1939 /// When the ImplicitCode flag is true, it means that the Instruction
1940 /// with this DILocation has been added by the front-end but it hasn't been
1941 /// written explicitly by the user (e.g. cleanup stuff in C++ put on a closing
1942 /// bracket). It's useful for code coverage to not show a counter on "empty"
1943 /// lines.
1944 bool isImplicitCode() const { return SubclassData1; }
1945 void setImplicitCode(bool ImplicitCode) { SubclassData1 = ImplicitCode; }
1946
1947 DIFile *getFile() const { return getScope()->getFile(); }
1948 StringRef getFilename() const { return getScope()->getFilename(); }
1949 StringRef getDirectory() const { return getScope()->getDirectory(); }
1950 std::optional<StringRef> getSource() const { return getScope()->getSource(); }
1951
1952 /// Get the scope where this is inlined.
1953 ///
1954 /// Walk through \a getInlinedAt() and return \a getScope() from the deepest
1955 /// location.
1956 DILocalScope *getInlinedAtScope() const {
1957 if (auto *IA = getInlinedAt())
1958 return IA->getInlinedAtScope();
1959 return getScope();
1960 }
1961
1962 /// Get the DWARF discriminator.
1963 ///
1964 /// DWARF discriminators distinguish identical file locations between
1965 /// instructions that are on different basic blocks.
1966 ///
1967 /// There are 3 components stored in discriminator, from lower bits:
1968 ///
1969 /// Base discriminator: assigned by AddDiscriminators pass to identify IRs
1970 /// that are defined by the same source line, but
1971 /// different basic blocks.
1972 /// Duplication factor: assigned by optimizations that will scale down
1973 /// the execution frequency of the original IR.
1974 /// Copy Identifier: assigned by optimizations that clones the IR.

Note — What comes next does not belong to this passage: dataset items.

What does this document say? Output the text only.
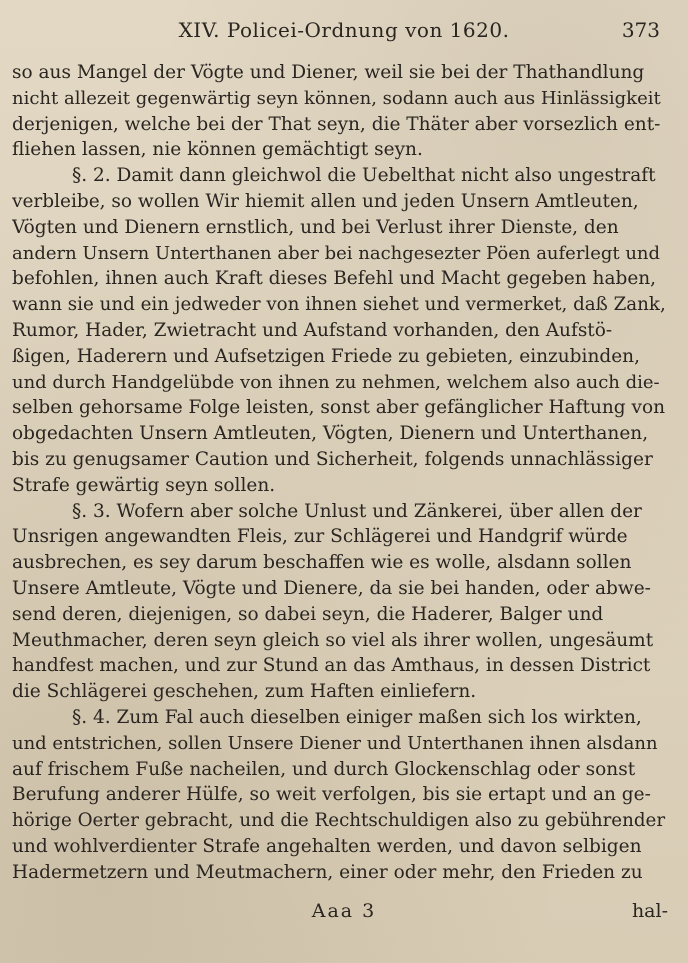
XIV. Policei-Ordnung von 1620.	373
so aus Mangel der Vögte und Diener, weil sie bei der Thathandlung
nicht allezeit gegenwärtig seyn können, sodann auch aus Hinlässigkeit
derjenigen, welche bei der That seyn, die Thäter aber vorsezlich ent-
fliehen lassen, nie können gemächtigt seyn.
§. 2. Damit dann gleichwol die Uebelthat nicht also ungestraft
verbleibe, so wollen Wir hiemit allen und jeden Unsern Amtleuten,
Vögten und Dienern ernstlich, und bei Verlust ihrer Dienste, den
andern Unsern Unterthanen aber bei nachgesezter Pöen auferlegt und
befohlen, ihnen auch Kraft dieses Befehl und Macht gegeben haben,
wann sie und ein jedweder von ihnen siehet und vermerket, daß Zank,
Rumor, Hader, Zwietracht und Aufstand vorhanden, den Aufstö-
ßigen, Haderern und Aufsetzigen Friede zu gebieten, einzubinden,
und durch Handgelübde von ihnen zu nehmen, welchem also auch die-
selben gehorsame Folge leisten, sonst aber gefänglicher Haftung von
obgedachten Unsern Amtleuten, Vögten, Dienern und Unterthanen,
bis zu genugsamer Caution und Sicherheit, folgends unnachlässiger
Strafe gewärtig seyn sollen.
§. 3. Wofern aber solche Unlust und Zänkerei, über allen der
Unsrigen angewandten Fleis, zur Schlägerei und Handgrif würde
ausbrechen, es sey darum beschaffen wie es wolle, alsdann sollen
Unsere Amtleute, Vögte und Dienere, da sie bei handen, oder abwe-
send deren, diejenigen, so dabei seyn, die Haderer, Balger und
Meuthmacher, deren seyn gleich so viel als ihrer wollen, ungesäumt
handfest machen, und zur Stund an das Amthaus, in dessen District
die Schlägerei geschehen, zum Haften einliefern.
§. 4. Zum Fal auch dieselben einiger maßen sich los wirkten,
und entstrichen, sollen Unsere Diener und Unterthanen ihnen alsdann
auf frischem Fuße nacheilen, und durch Glockenschlag oder sonst
Berufung anderer Hülfe, so weit verfolgen, bis sie ertapt und an ge-
hörige Oerter gebracht, und die Rechtschuldigen also zu gebührender
und wohlverdienter Strafe angehalten werden, und davon selbigen
Hadermetzern und Meutmachern, einer oder mehr, den Frieden zu
Aaa 3	hal-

1975 /// Each copy of the IR will be assigned an identifier.
1976 ///
1977 /// Encoding:
1978 ///
1979 /// The above 3 components are encoded into a 32bit unsigned integer in
1980 /// order. If the lowest bit is 1, the current component is empty, and the
1981 /// next component will start in the next bit. Otherwise, the current
1982 /// component is non-empty, and its content starts in the next bit. The
1983 /// value of each components is either 5 bit or 12 bit: if the 7th bit
1984 /// is 0, the bit 2~6 (5 bits) are used to represent the component; if the
1985 /// 7th bit is 1, the bit 2~6 (5 bits) and 8~14 (7 bits) are combined to
1986 /// represent the component. Thus, the number of bits used for a component
1987 /// is either 0 (if it and all the next components are empty); 1 - if it is
1988 /// empty; 7 - if its value is up to and including 0x1f (lsb and msb are both
1989 /// 0); or 14, if its value is up to and including 0x1ff. Note that the last
1990 /// component is also capped at 0x1ff, even in the case when both first
1991 /// components are 0, and we'd technically have 29 bits available.
1992 ///
1993 /// For precise control over the data being encoded in the discriminator,
1994 /// use encodeDiscriminator/decodeDiscriminator.
1995
1996 inline unsigned getDiscriminator() const;
1997
1998 // For the regular discriminator, it stands for all empty components if all
1999 // the lowest 3 bits are non-zero and all higher 29 bits are unused(zero by
2000 // default). Here we fully leverage the higher 29 bits for pseudo probe use.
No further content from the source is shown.